Mas, para os maçons do século XVIII essa busca era difícil, pois o uso do Templo e da maçonaria haviam se apartado de sua origem primitiva: arbitrar em uma associação de construtores de ofício, os segredos e mistérios dos métodos de construção da nova Obra, o verdadeiro templo de Deus, que foi reservado aos companheiros no canteiro de obras do templo de Salomão. Procurar entre os homens aqueles que ainda poderiam ser realmente instruídos e conduzidos a realização dessa Grande Obra.


Como podemos constatar nas fontes, nosso mestre do passado enfrentou as mesmas dificuldades que ainda hoje os maçons experimentam. Há muito o que se tratar sobre o assunto. Documentos, cartas e trabalhos de outros irmãos o abordaram ... Continuaremos este post em uma segunda parte para não torná-lo longo ou enfadonho.

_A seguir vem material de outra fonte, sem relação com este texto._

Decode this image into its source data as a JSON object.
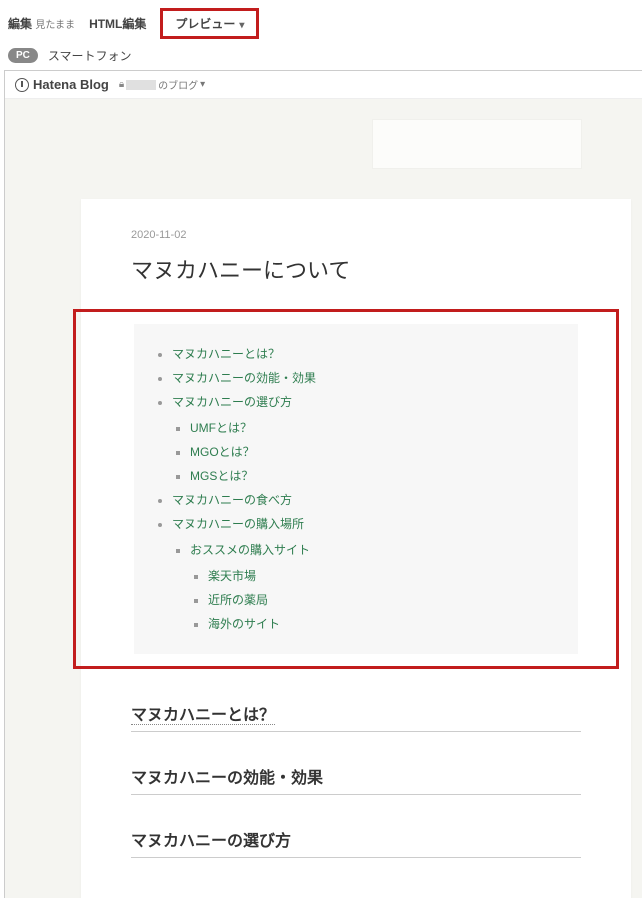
{
  "tabs": {
    "edit": "編集",
    "edit_sub": "見たまま",
    "html": "HTML編集",
    "preview": "プレビュー"
  },
  "subtabs": {
    "pc": "PC",
    "smartphone": "スマートフォン"
  },
  "brand": "Hatena Blog",
  "blog_suffix": "のブログ",
  "post": {
    "date": "2020-11-02",
    "title": "マヌカハニーについて"
  },
  "toc": [
    {
      "label": "マヌカハニーとは？"
    },
    {
      "label": "マヌカハニーの効能・効果"
    },
    {
      "label": "マヌカハニーの選び方",
      "children": [
        {
          "label": "UMFとは？"
        },
        {
          "label": "MGOとは？"
        },
        {
          "label": "MGSとは？"
        }
      ]
    },
    {
      "label": "マヌカハニーの食べ方"
    },
    {
      "label": "マヌカハニーの購入場所",
      "children": [
        {
          "label": "おススメの購入サイト",
          "children": [
            {
              "label": "楽天市場"
            },
            {
              "label": "近所の薬局"
            },
            {
              "label": "海外のサイト"
            }
          ]
        }
      ]
    }
  ],
  "headings": {
    "h1": "マヌカハニーとは？",
    "h2": "マヌカハニーの効能・効果",
    "h3": "マヌカハニーの選び方"
  }
}
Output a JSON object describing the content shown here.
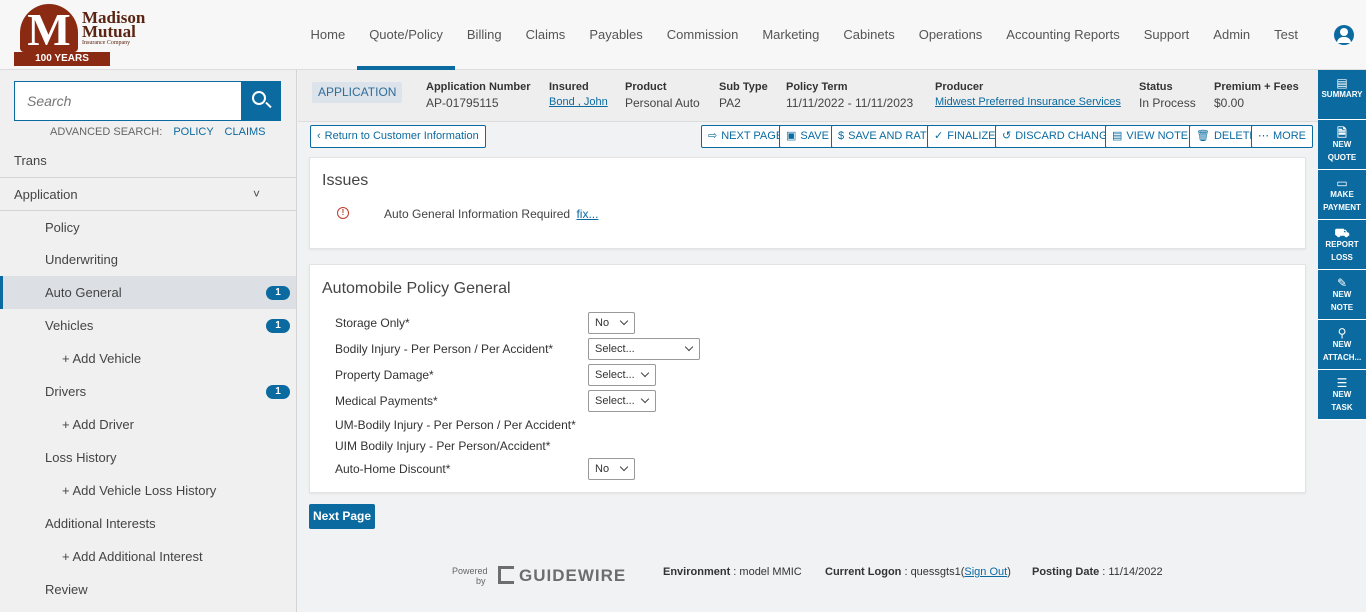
{
  "header": {
    "logo": {
      "line1": "Madison",
      "line2": "Mutual",
      "line3": "Insurance Company",
      "ribbon": "100 YEARS",
      "initial": "M"
    },
    "nav": [
      "Home",
      "Quote/Policy",
      "Billing",
      "Claims",
      "Payables",
      "Commission",
      "Marketing",
      "Cabinets",
      "Operations",
      "Accounting Reports",
      "Support",
      "Admin",
      "Test"
    ],
    "active_nav": "Quote/Policy"
  },
  "sidebar": {
    "search_placeholder": "Search",
    "advanced_label": "ADVANCED SEARCH:",
    "advanced_links": [
      "POLICY",
      "CLAIMS"
    ],
    "items": [
      {
        "label": "Trans",
        "level": 0
      },
      {
        "label": "Application",
        "level": 0,
        "chevron": "˅"
      },
      {
        "label": "Policy",
        "level": 1
      },
      {
        "label": "Underwriting",
        "level": 1
      },
      {
        "label": "Auto General",
        "level": 1,
        "badge": "1",
        "selected": true
      },
      {
        "label": "Vehicles",
        "level": 1,
        "badge": "1"
      },
      {
        "label": "+ Add Vehicle",
        "level": 2
      },
      {
        "label": "Drivers",
        "level": 1,
        "badge": "1"
      },
      {
        "label": "+ Add Driver",
        "level": 2
      },
      {
        "label": "Loss History",
        "level": 1
      },
      {
        "label": "+ Add Vehicle Loss History",
        "level": 2
      },
      {
        "label": "Additional Interests",
        "level": 1
      },
      {
        "label": "+ Add Additional Interest",
        "level": 2
      },
      {
        "label": "Review",
        "level": 1
      }
    ]
  },
  "infobar": {
    "tag": "APPLICATION",
    "app_number": {
      "label": "Application Number",
      "value": "AP-01795115"
    },
    "insured": {
      "label": "Insured",
      "value": "Bond , John"
    },
    "product": {
      "label": "Product",
      "value": "Personal Auto"
    },
    "subtype": {
      "label": "Sub Type",
      "value": "PA2"
    },
    "term": {
      "label": "Policy Term",
      "value": "11/11/2022 - 11/11/2023"
    },
    "producer": {
      "label": "Producer",
      "value": "Midwest Preferred Insurance Services"
    },
    "status": {
      "label": "Status",
      "value": "In Process"
    },
    "premium": {
      "label": "Premium + Fees",
      "value": "$0.00"
    }
  },
  "toolbar": {
    "return_label": "Return to Customer Information",
    "next_page": "NEXT PAGE",
    "save": "SAVE",
    "save_rate": "SAVE AND RATE",
    "finalize": "FINALIZE",
    "discard": "DISCARD CHANGES",
    "view_notes": "VIEW NOTES",
    "delete": "DELETE",
    "more": "MORE"
  },
  "issues": {
    "title": "Issues",
    "text": "Auto General Information Required",
    "fix": "fix..."
  },
  "form": {
    "title": "Automobile Policy General",
    "fields": [
      {
        "label": "Storage Only*",
        "value": "No"
      },
      {
        "label": "Bodily Injury - Per Person / Per Accident*",
        "value": "Select..."
      },
      {
        "label": "Property Damage*",
        "value": "Select..."
      },
      {
        "label": "Medical Payments*",
        "value": "Select..."
      },
      {
        "label": "UM-Bodily Injury - Per Person / Per Accident*"
      },
      {
        "label": "UIM Bodily Injury - Per Person/Accident*"
      },
      {
        "label": "Auto-Home Discount*",
        "value": "No"
      }
    ],
    "next_page": "Next Page"
  },
  "footer": {
    "powered": "Powered",
    "by": "by",
    "brand": "GUIDEWIRE",
    "env_label": "Environment",
    "env_value": ": model MMIC",
    "logon_label": "Current Logon",
    "logon_user": ": quessgts1(",
    "sign_out": "Sign Out",
    "logon_close": ")",
    "posting_label": "Posting Date",
    "posting_value": ": 11/14/2022"
  },
  "rail": [
    {
      "icon": "summary-icon",
      "glyph": "▤",
      "line1": "SUMMARY",
      "line2": ""
    },
    {
      "icon": "new-quote-icon",
      "glyph": "🗎",
      "line1": "NEW",
      "line2": "QUOTE"
    },
    {
      "icon": "make-payment-icon",
      "glyph": "▭",
      "line1": "MAKE",
      "line2": "PAYMENT"
    },
    {
      "icon": "report-loss-icon",
      "glyph": "⛟",
      "line1": "REPORT",
      "line2": "LOSS"
    },
    {
      "icon": "new-note-icon",
      "glyph": "✎",
      "line1": "NEW",
      "line2": "NOTE"
    },
    {
      "icon": "new-attachment-icon",
      "glyph": "⚲",
      "line1": "NEW",
      "line2": "ATTACH..."
    },
    {
      "icon": "new-task-icon",
      "glyph": "☰",
      "line1": "NEW",
      "line2": "TASK"
    }
  ]
}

(1) Biblioteca Municipal de Lyon, MS 5525, peças 2 e 6, contratos de JBW como aprendiz.


(2) É o assunto da maioria das cartas dele entre 1754 e 1772.


(3) Claude Catherin Willermoz teve 13 filhos, a mais velha era Catherine Therese, que se tornou conhecida como Madame Provençal (1729-1810), JBW era o primogênito entre os homens. Seus dois irmãos eram Pierre Jacques (1735-1799) e Antoine (1741-1793). “Noticias sobre Willermoz”, Lyon, 1824. Louis de Combes, “Os Iluminados martinistas de Lyon”, 1906.


(4) Carta de JBW a “Triple Union” de Marselha; BML, MS 5456.


(5) “O livro da muito ilustre e muito nobre da sociedade dos maçons livres”, pequeno opúsculo anônimo, sem data ou origem, que descreve Lyon como tendo três lojas na data de 1739.


(6) “A Franco Maçonaria na França”, G. Bord, Paris, 1908.


(7) "Lista antiga e nova dos Mestres das Lojas regulares da cidade de Paris e do reino da França", das quais o Grão Mestre é o muito ilustre Conde de Clermont de 1762. Este pequeno manuscrito contém uma lista de 1744 e outra 1762. Em 1744 existiam em Paris 20 Lojas regulares e nas províncias 24.


(8) Sobre a maçonaria lyonesa o livro “Efemérides das Lojas maçônicas de Lyon”; E. Vacheron, 1875. Esta obra serve de guia a todas as obras sobre esta questão; J. Bricaud “A Franco Maçonaria lyonesa”. “A vida intelectual em Lyon no século XVIII”; P. Grosclaude, Paris, 1933.


(9) Biblioteca Municipal de Lyon, MS 5457.


(10) Joseph de Maistre “A franco maçonaria, memórias ao duque de Brunswick”. E. Dermenghem 1924.


(11) “Los más secretos mistérios de los Altos Grados”, Rene Le Forestier, Paris 1916.


I.C.J.M.S. Que Nossa Ordem Prospere!!!